While foundational elements like infrastructure and compliance require stable structures, the execution within those guardrails must remain flexible in order to accommodate shifting customer needs and competitor moves.
How it works
The power of this adaptability was proven during the global pandemic, where organizations that treated their assets as a portfolio of capabilities rather than fixed constraints were the ones that thrived.
For instance, telecommunications firms and manufacturers succeeded by balancing long-term hardware roadmaps with the short-term agility of software and resource redeployment. Cases like this demonstrate that when reality meets a plan, the advantage goes to the organization that has rehearsed its moves and can pivot without losing its sense of direction.
Building this capacity throughout an organization requires more than just individual skill – it requires a cultural shift that rewards adaptation over perfection. By grounding teams in a clear ‘why’ and encouraging cross-functional sensemaking, leaders create an environment where people can make smart, autonomous decisions in real time.
Building strategic improv into an organization
Improv is more than just an individual skill. It is an organizational capacity. In order to embed this capacity, leadership must first ensure every team member understands the core purpose and priorities of the company.
When the underlying value of a strategy is clear, employees can pivot effectively without drifting from the main objective. This coordination improves when staff at all levels understand how their choices affect the entire organization, allowing them to act with greater certainty.
Successful companies are also shifting their focus from perfect execution to continuous adaptation. By celebrating intelligent risk-taking and viewing change as a normal occurrence, these organizations build a culture of steady evolution.
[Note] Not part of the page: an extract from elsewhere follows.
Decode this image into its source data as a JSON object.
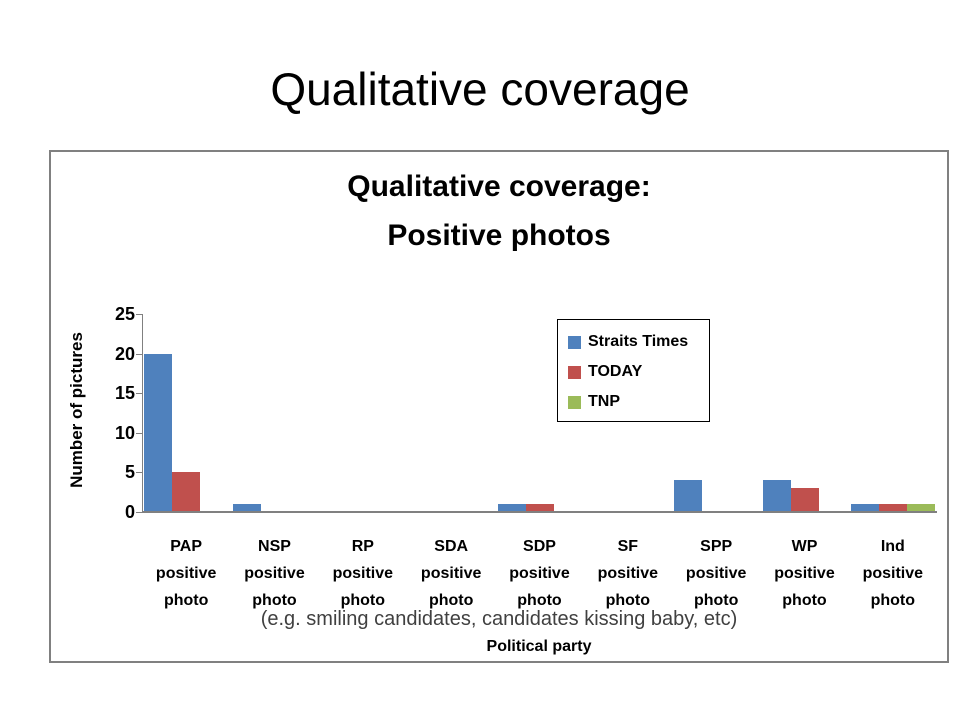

This process is supported by regular cross-functional dialogue where teams share what they observe in the market instead of only providing standard reports. Finally, training leaders to navigate uncertainty and create solutions in real time transforms temporary agility into long-term resilience.
Ultimately, competitive advantage is no longer derived solely from a solid plan, but in the collective capability of a workforce to discover the right answers together as the world changes.
“Companies that thrive in uncertainty will not be the ones with the tightest plans,” notes BTS. “They will be the ones that can improvise with purpose, with confidence, and with each other. When the world will not wait, improv is not optional. It is the new strategic advantage.”